The most thought-provoking chapter in their book is that onBrazil, but it follows an argument that is deeply confusing.  It goes a little like this.  Americans are really only concerned about the environment because we are affluent and “post-materialist” (not because human beings evolved in nature) and other countries will only care about the environment once they become post-material.  Therefore it is imperative that we, rather than in any way try to restrain growth, encourage other nations, likeBrazil, to follow us down the post-materialist path.  So how can we help save the rainforest?  Since only post-materialists can care about the environment, we need to create economic stimulus packages (like the authors’ Apollo initiative)  so that other countries become affluent, and post-material, and therefore are ready to save their environment that—ooops—will have disappeared in the process of becoming post-material.  They claim we are hypocrites not to try and help others to have what the United States has, but then again they acknowledge that if others have what we have the world will be ruined.
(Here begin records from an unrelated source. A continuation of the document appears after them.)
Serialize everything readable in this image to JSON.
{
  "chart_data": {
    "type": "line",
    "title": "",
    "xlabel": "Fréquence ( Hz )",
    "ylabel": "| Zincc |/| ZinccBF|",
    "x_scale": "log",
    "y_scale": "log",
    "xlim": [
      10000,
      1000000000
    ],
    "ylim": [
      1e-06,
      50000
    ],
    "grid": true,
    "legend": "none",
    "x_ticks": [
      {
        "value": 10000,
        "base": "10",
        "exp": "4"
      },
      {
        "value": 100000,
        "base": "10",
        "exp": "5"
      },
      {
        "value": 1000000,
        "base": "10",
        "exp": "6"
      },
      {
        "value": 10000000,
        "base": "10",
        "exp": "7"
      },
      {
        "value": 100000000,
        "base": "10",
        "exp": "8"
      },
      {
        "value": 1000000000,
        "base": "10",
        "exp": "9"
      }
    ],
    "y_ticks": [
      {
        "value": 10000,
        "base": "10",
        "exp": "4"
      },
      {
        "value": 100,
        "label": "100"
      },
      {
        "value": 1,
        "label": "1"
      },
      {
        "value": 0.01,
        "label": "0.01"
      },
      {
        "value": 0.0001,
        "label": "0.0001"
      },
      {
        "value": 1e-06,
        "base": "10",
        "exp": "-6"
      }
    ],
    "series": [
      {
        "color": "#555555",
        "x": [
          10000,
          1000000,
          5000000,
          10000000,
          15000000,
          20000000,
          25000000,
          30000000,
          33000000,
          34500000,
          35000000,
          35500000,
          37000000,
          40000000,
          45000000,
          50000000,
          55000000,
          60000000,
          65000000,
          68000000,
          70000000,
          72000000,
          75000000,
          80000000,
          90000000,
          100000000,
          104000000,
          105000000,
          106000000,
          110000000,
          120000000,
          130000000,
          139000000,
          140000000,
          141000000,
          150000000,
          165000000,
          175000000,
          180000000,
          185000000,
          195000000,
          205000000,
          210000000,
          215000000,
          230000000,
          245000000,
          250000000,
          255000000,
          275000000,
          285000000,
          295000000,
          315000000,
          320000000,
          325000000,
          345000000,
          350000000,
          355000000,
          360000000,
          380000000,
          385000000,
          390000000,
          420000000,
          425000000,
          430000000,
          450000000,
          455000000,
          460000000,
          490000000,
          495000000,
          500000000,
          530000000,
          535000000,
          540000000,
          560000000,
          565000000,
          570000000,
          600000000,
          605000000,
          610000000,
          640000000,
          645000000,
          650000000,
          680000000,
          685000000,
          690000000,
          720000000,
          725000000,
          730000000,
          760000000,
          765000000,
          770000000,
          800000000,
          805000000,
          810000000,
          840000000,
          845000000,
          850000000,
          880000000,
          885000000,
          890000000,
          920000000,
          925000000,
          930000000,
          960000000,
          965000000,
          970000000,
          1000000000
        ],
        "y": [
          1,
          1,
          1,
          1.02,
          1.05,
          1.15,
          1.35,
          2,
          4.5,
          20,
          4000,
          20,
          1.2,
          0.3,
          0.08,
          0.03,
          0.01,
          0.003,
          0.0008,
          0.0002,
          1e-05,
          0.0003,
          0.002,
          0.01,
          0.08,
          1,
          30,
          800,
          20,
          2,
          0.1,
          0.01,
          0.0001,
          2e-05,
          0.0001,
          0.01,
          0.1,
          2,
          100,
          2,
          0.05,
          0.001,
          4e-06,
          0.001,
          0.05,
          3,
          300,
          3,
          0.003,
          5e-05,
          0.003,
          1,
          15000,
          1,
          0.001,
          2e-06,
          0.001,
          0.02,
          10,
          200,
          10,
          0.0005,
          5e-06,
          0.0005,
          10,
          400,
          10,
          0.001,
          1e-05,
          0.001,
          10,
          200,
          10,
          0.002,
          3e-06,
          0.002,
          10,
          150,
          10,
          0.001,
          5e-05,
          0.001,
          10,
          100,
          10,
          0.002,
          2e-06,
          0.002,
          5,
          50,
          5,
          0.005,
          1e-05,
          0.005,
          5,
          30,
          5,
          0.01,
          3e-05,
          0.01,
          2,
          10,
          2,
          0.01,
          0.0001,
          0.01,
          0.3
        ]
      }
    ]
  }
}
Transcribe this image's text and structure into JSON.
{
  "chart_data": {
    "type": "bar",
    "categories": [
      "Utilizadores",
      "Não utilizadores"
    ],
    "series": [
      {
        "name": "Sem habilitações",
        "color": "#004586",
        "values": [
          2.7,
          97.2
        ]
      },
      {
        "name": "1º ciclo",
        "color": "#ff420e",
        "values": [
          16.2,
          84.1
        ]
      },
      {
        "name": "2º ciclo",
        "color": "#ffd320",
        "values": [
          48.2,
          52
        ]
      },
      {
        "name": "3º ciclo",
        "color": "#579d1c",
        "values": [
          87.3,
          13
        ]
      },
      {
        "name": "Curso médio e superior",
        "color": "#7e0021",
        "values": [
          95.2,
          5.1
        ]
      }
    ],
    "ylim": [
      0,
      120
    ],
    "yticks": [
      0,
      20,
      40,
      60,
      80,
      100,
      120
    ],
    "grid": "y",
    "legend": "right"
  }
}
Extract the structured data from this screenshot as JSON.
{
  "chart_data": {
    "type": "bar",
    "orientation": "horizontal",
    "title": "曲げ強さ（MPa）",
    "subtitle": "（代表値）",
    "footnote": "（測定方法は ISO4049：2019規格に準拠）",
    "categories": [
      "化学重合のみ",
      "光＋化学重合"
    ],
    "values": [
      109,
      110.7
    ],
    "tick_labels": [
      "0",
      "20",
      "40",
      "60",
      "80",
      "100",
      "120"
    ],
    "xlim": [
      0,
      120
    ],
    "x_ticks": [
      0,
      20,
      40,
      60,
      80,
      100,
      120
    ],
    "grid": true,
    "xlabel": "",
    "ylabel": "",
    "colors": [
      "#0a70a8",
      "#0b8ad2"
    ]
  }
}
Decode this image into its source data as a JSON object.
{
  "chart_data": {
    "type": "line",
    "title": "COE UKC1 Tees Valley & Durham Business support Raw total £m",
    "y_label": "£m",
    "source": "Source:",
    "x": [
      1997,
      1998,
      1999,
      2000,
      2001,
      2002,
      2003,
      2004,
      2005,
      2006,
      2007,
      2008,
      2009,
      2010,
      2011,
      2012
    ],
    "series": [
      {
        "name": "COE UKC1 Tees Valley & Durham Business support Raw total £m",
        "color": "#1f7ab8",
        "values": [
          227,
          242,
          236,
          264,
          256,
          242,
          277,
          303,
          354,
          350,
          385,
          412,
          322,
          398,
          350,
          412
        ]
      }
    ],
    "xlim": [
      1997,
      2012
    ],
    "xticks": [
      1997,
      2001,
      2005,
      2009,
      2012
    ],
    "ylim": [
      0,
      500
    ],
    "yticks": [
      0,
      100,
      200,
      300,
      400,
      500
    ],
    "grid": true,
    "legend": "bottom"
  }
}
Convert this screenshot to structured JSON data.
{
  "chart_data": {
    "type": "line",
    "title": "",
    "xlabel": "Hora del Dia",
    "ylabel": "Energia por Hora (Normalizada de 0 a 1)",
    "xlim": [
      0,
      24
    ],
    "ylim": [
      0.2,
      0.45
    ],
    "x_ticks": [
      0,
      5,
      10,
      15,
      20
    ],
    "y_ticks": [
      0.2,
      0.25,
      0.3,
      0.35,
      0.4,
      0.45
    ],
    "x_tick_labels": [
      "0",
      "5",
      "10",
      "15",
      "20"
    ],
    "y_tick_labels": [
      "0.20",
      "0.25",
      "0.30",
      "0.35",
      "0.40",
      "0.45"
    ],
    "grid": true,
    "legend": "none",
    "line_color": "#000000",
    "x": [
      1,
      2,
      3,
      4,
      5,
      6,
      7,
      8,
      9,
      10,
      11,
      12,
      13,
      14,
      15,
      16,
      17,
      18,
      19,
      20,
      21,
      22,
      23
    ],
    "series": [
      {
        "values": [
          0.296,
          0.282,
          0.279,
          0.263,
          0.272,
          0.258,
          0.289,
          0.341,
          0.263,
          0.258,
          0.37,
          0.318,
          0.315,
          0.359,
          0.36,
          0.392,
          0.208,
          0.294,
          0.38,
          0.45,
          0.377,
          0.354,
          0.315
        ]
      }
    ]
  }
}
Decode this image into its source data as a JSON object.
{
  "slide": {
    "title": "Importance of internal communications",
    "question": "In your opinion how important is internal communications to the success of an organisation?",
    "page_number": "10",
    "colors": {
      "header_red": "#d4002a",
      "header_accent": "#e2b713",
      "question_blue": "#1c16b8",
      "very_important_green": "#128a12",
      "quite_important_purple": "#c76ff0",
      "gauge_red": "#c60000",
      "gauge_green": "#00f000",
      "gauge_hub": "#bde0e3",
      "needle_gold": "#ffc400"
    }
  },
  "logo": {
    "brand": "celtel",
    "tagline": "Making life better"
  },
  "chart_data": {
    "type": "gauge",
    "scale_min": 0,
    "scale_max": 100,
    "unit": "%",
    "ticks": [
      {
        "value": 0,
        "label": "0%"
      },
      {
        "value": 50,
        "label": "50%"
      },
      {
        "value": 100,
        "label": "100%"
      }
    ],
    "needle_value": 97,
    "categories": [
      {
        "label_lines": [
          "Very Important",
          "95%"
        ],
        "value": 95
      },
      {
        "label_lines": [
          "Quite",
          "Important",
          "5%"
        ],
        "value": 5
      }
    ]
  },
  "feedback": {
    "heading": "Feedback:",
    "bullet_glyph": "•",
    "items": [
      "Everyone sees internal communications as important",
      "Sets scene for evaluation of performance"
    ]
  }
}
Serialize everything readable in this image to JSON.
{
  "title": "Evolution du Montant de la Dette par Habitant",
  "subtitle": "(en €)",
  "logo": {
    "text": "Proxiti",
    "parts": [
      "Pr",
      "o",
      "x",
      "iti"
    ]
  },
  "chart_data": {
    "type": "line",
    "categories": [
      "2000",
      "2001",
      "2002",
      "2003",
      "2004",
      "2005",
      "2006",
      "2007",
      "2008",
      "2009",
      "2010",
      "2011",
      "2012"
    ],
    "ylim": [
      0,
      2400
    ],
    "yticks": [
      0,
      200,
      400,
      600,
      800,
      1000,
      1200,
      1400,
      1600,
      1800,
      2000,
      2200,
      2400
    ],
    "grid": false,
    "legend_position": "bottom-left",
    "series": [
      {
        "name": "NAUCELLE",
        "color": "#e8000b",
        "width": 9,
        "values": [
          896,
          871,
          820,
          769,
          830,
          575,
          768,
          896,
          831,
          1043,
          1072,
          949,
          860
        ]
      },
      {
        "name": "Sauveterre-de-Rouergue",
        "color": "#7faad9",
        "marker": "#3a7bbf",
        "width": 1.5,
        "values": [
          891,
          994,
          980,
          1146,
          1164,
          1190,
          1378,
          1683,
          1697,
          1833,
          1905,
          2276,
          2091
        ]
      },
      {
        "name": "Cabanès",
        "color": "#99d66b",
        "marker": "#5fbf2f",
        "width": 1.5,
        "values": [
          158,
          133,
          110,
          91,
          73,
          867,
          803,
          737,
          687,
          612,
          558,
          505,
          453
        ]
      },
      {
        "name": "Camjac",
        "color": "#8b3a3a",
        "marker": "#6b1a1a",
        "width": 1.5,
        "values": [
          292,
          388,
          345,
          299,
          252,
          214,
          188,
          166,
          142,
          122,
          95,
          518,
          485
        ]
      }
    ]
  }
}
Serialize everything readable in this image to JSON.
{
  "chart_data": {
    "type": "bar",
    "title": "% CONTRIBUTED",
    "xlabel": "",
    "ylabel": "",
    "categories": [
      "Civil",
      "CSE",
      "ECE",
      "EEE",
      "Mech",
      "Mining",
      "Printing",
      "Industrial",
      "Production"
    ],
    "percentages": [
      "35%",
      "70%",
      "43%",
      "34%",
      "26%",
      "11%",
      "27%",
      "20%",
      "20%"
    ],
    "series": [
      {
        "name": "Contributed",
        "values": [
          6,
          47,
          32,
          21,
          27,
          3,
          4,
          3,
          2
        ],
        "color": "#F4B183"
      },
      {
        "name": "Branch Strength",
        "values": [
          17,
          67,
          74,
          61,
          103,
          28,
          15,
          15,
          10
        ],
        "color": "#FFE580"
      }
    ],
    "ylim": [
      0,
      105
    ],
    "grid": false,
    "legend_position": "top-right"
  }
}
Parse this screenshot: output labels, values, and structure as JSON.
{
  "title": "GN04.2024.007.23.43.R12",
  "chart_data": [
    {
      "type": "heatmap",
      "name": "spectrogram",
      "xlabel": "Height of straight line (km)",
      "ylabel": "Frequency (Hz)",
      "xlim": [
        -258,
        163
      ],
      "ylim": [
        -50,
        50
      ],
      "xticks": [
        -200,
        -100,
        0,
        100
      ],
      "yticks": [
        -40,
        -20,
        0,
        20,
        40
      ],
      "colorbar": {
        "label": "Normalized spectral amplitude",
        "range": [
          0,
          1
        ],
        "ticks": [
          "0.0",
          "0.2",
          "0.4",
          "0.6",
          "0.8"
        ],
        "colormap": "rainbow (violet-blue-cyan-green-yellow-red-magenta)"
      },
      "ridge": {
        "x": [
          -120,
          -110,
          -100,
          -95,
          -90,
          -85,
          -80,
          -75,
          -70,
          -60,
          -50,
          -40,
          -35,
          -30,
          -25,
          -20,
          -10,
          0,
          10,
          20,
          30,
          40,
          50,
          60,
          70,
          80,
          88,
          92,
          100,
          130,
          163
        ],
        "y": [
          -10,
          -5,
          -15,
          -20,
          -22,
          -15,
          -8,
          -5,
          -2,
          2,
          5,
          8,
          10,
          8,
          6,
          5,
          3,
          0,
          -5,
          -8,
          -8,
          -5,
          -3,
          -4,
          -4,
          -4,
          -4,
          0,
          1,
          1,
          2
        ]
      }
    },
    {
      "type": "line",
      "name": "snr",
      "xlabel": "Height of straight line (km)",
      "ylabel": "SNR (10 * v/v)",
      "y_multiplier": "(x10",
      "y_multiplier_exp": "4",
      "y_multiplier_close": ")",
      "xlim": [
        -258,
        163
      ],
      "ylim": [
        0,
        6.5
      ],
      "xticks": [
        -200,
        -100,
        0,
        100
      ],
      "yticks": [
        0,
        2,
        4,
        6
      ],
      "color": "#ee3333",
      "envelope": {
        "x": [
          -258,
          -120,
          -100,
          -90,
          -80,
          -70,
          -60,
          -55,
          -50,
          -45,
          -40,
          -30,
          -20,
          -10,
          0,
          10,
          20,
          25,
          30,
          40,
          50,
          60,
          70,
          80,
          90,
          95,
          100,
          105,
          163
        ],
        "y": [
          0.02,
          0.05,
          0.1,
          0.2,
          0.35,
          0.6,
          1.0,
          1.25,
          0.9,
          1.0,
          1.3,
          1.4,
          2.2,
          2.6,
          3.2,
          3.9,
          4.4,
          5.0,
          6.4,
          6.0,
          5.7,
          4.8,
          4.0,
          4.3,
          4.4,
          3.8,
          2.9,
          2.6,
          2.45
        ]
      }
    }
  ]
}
            Shellenberger and Nordhaus begin their book by citing Martin Luther King’s “I have a dream” speech, and end by again claiming that what we need is vision.  But Martin Luther King’s vision was a clear and passionate one: all men should be treated equally and fairly.  Here is their dream: “Countries should achieve an abundance similar to the United Statesand gradually achieve a post-materialism that will allow them, gradually, to get interested in environmentalism (and hiking.)”  Not quite as catchy as King’s you must admit.  It makes you wonder why they so dislike the old dream—the one about “saving the world.”

 



  1. Dave writes:

    John-Jack,

    You might be going psychic on us…..1. The next place I’m heading with my internal wrestling match is fiction and 2. We will be discussing Freedom here soon…..Your comment is right on. DG

  2. John Jack writes:

    Dave, I’m sensing a consistent thread warping and wefting through your posts. You seem to be on the horns of a personal dilemma. One one hand, you’re deeply conscious of your environmental obligations. One the other hand, you’re resistant to routine reactionary, radical, militant environmental ideologues. On another hand, you three-handed son of a bob, you’re feeling a strong need to go all reactionary yourself, though through a fresh, vigorous, proactive approach that will actually yield progressive results. You’ve got one heck of a dramatic complication there I feel you’re seeking to finalize. Something’s gotta be done about the environment now, before it’s too late. What, I don’t know, Jonathan Franzen’s Freedom has questions, complications, answers, and outcomes Walter Berglund realizes.